2) Ask how the questions were asked.

“What you want to know is not just the opinion,” says Dr. Butler, “it’s how intensely held the opinion is.”

Find out if a poll result came from asking simply one question or if it represents a summation from several questions. For instance, instead of asking “Who will you vote for,” Dr. Butler normally uses 5 questions to determine a respondent’s vote choice.

“Asking one question is not enough for me. I group my questions. And there are a number of statistical techniques that are done so that a batch of questions is asked to reflect an issue.”

He also likes to know when a question was asked. Did they ask it at the beginning or the end of a questionnaire? It influences responses since respondents usually try to answer consistently during the course of the interview.

3) Check if the poll was a 'one off' or part of a series of polls.

Polls can be conducted over a period of days or they can be a 'one off'. A poll should explain this part of the methodology from the outset. If they don’t reveal this, pollsters can sin by omission.

“Are they telling you the nightly results—of a good night—or do they roll up results of the end of the week,” he asks. “We just collected 500 cases last night and this is what it shows. But the night before it didn’t show up.”

Dr. Butler believes polls become more accurate over time. He likes seeing how polls track responses night after night.

“Nic Nanos says, and I think he’s right, that the repeated numbers of polls that are done give you a closer and closer perspective on the accuracy of the opinions being reported.”

4) See error beyond the margin of error.

Margin of error tells you how accurate your sample is—its size relative to the population—but there are many other sources of error in a poll.

“People are not asking this question enough: what is the refusal rate on your survey? You made how many calls so you could get 500 people? Oh, 3,000. Wow. Polling companies don’t want to talk about it,” says Dr. Butler.

Butler says increasing numbers of people are missed in polls. This is a problem. What if all the university professors decided to go on a ‘no call’ list or refuse to participate? You have demographic holes that require filling.

“Alan Gregg was saying in a recent Globe and Mail article that the telephone poll is going out the window if we have a ‘no call’ list. If people have their cell phones off, or just become weary of market researchers it is going to be difficult to deliver accurate polls by telephone surveys.”

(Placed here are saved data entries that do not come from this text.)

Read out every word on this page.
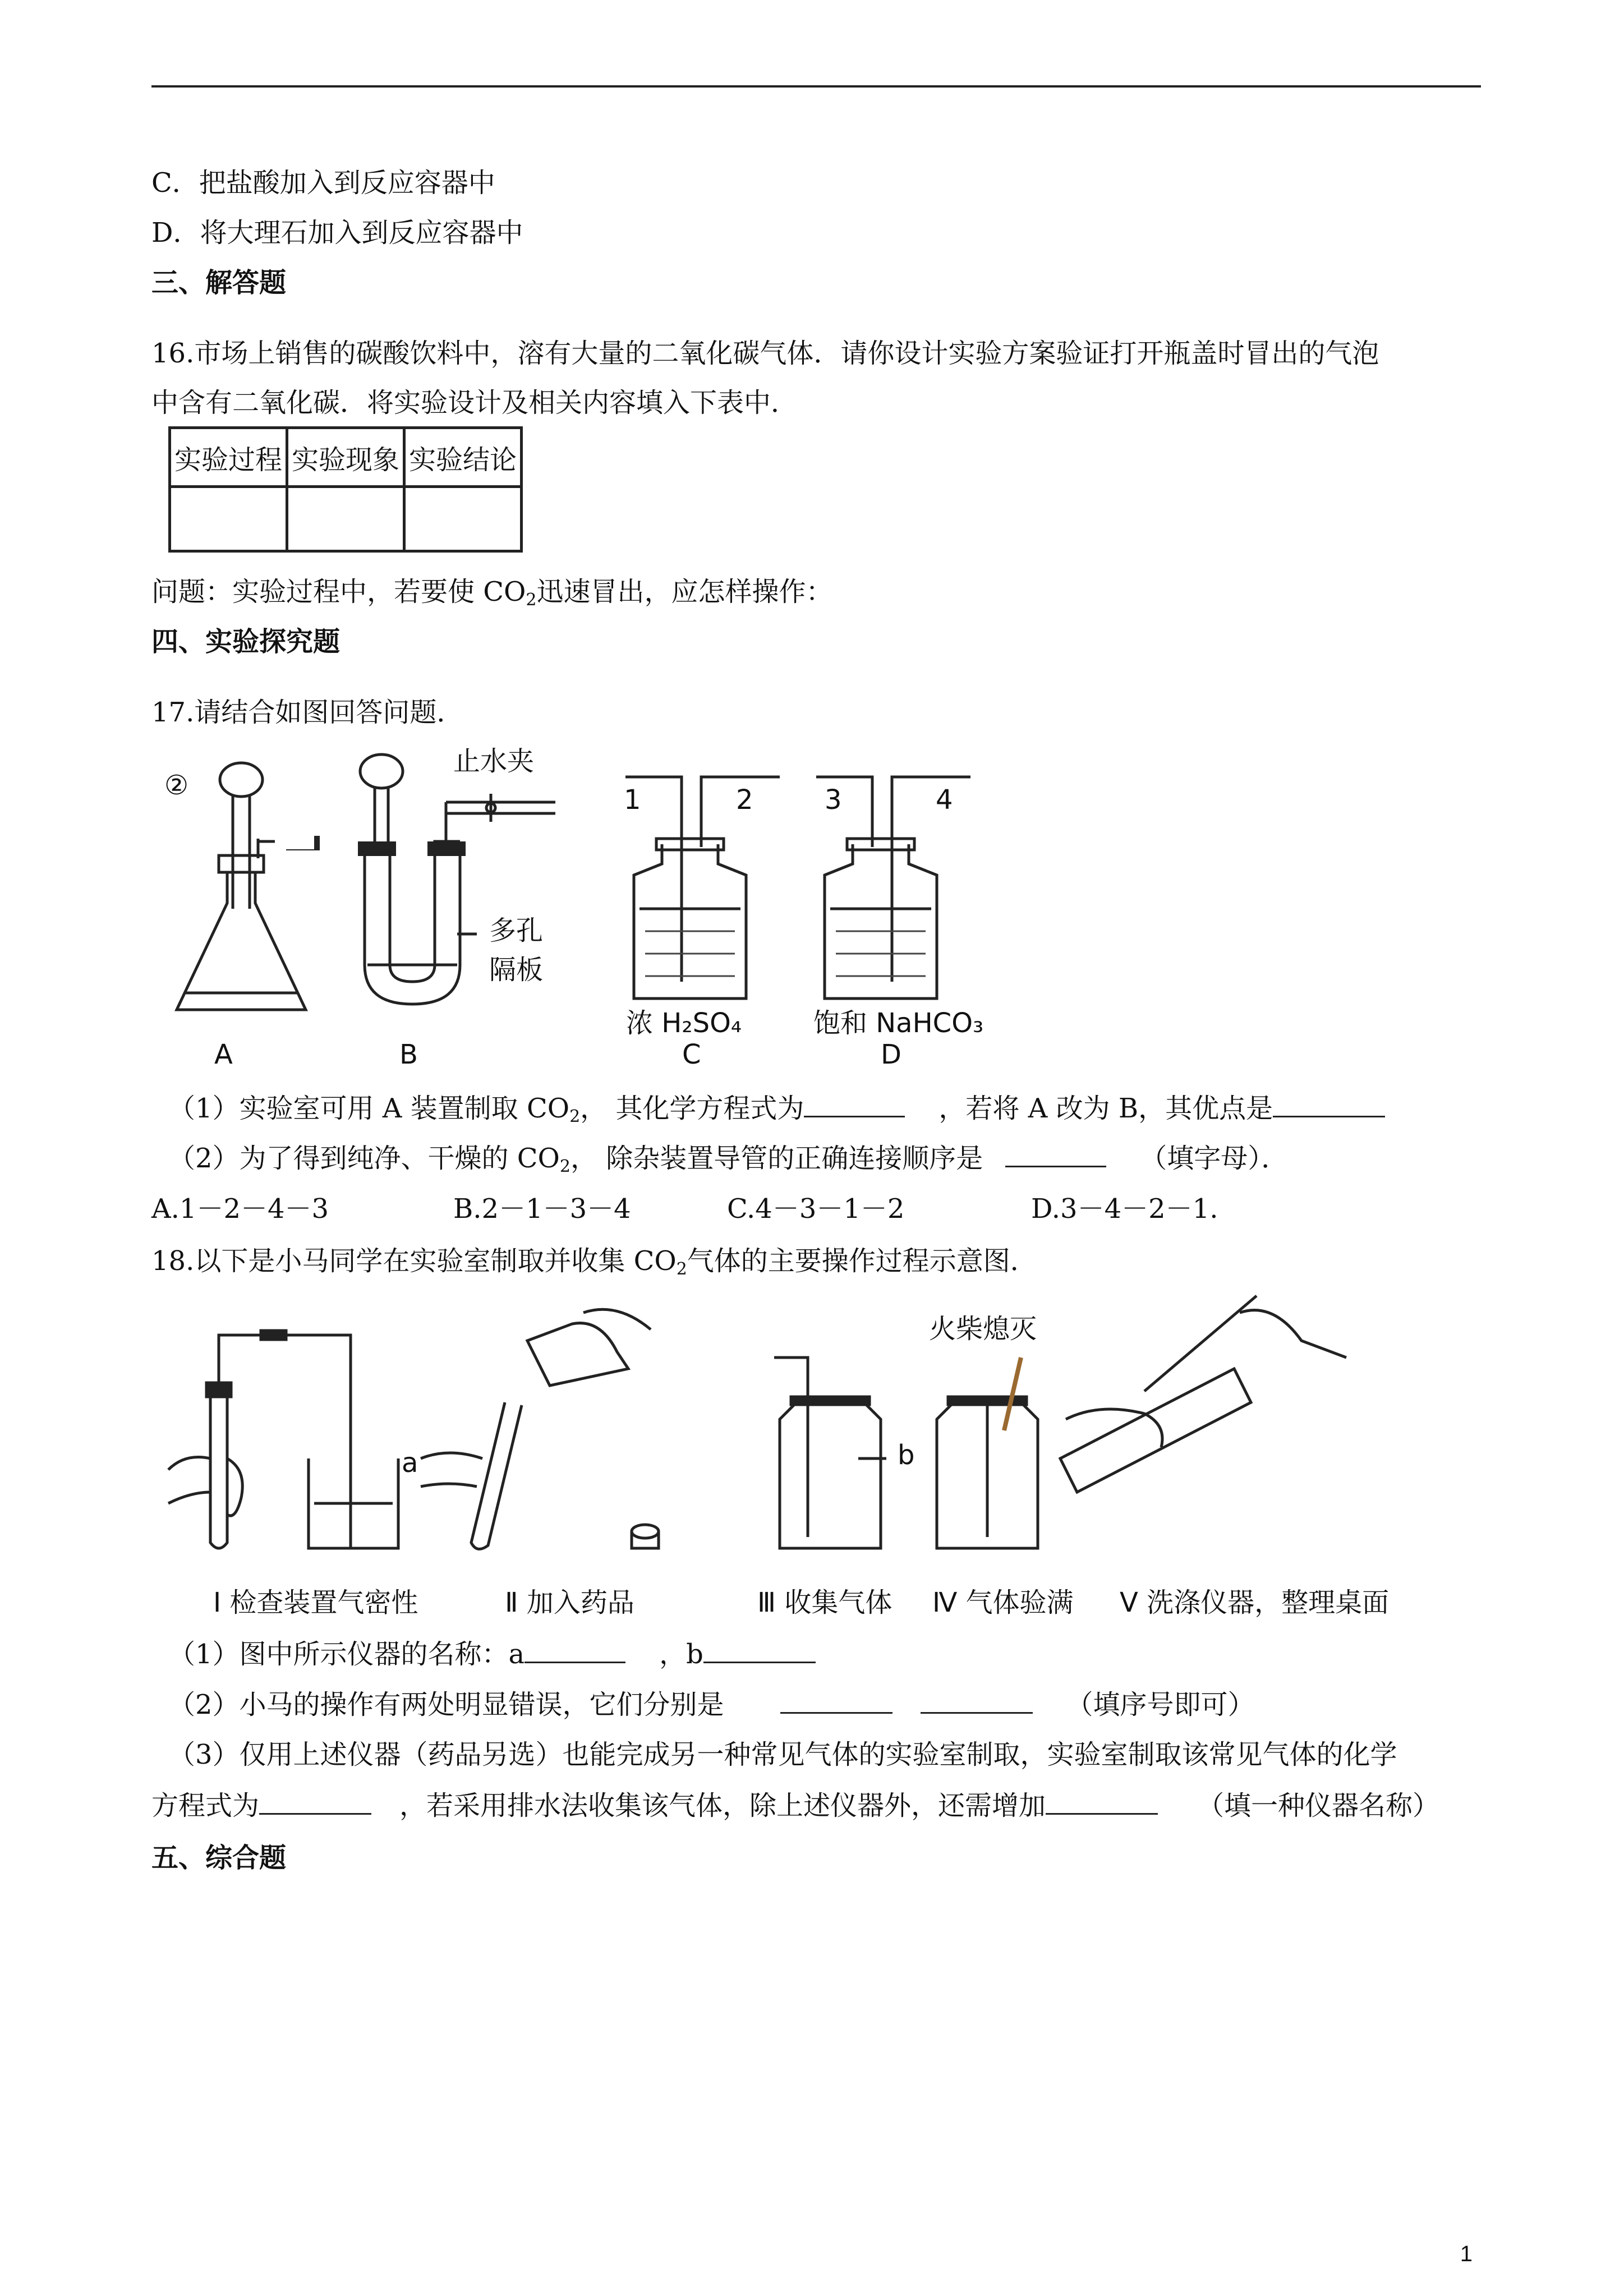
C．把盐酸加入到反应容器中
D．将大理石加入到反应容器中
三、解答题
16.市场上销售的碳酸饮料中，溶有大量的二氧化碳气体．请你设计实验方案验证打开瓶盖时冒出的气泡
中含有二氧化碳．将实验设计及相关内容填入下表中．
实验过程	实验现象	实验结论

问题：实验过程中，若要使 $CO_2$迅速冒出，应怎样操作：
四、实验探究题
17.请结合如图回答问题．
②
止水夹
多孔
隔板
1	2	3	4
浓 H₂SO₄	饱和 NaHCO₃
A	B	C	D
（1）实验室可用 A 装置制取 $CO_2$， 其化学方程式为	，若将 A 改为 B，其优点是
（2）为了得到纯净、干燥的 $CO_2$， 除杂装置导管的正确连接顺序是	（填字母）．
A.1－2－4－3	B.2－1－3－4	C.4－3－1－2	D.3－4－2－1.
18.以下是小马同学在实验室制取并收集 $CO_2$气体的主要操作过程示意图．
火柴熄灭
a	b
Ⅰ 检查装置气密性	Ⅱ 加入药品	Ⅲ 收集气体 Ⅳ 气体验满 Ⅴ 洗涤仪器，整理桌面
（1）图中所示仪器的名称：a	，b
（2）小马的操作有两处明显错误，它们分别是	（填序号即可）
（3）仅用上述仪器（药品另选）也能完成另一种常见气体的实验室制取，实验室制取该常见气体的化学
方程式为	，若采用排水法收集该气体，除上述仪器外，还需增加	（填一种仪器名称）
五、综合题
1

5) Pick out the bias in national polls.

National polls give a big picture, but the numbers are often misleading. National data is made up of regional data. Pollsters segment Canada into polling regions, however, small regions often get overlooked and this creates bias.

“The big picture is going to be stuff that emanates from the centre,” he explains. The problem is, “samples get so much smaller in regions that their numbers always have a higher margin of error.”

If your sample numbers for a region is low, what did you do? “Did you collect more people than you needed to, or did you do a mathematical calculation, called weighting the sample?”

“But as I tell students, mathematics is not opinion,” he says. Many pollsters, being expert statisticians, do the math.

“Everybody does it. How would we (pollsters) get PEI opinions if we didn’t weight samples in a national poll, since there is a low likelihood that many cases would be collected from PEI? Well, I have an issue with that! The issue is that it means that a PEI opinion [where] we only got 85 [responses] are coming in as having the opinion of 250. It’s not 250 opinions! It’s a weight.”

6) Understanding the undecided vote.

In the waning part of the election campaign, pollsters try to figure out which camp to put the last percentage of uncommitted voters into. As more people commit, polls get more accurate, but until then, pollsters come up with a battery of questions to better read an undecided electorate.

“Is it really undecided or is it they won’t tell you, and if they were going to vote tomorrow, how did they vote in the past,” he says. “Everybody in the business has to deal with the notion of how do we get at the undecided vote.”  

“I’d hate to tell you the tricks we have used in the past,” says Dr. Butler, smiling.

He really would, because that would reveal another mystery of his profession.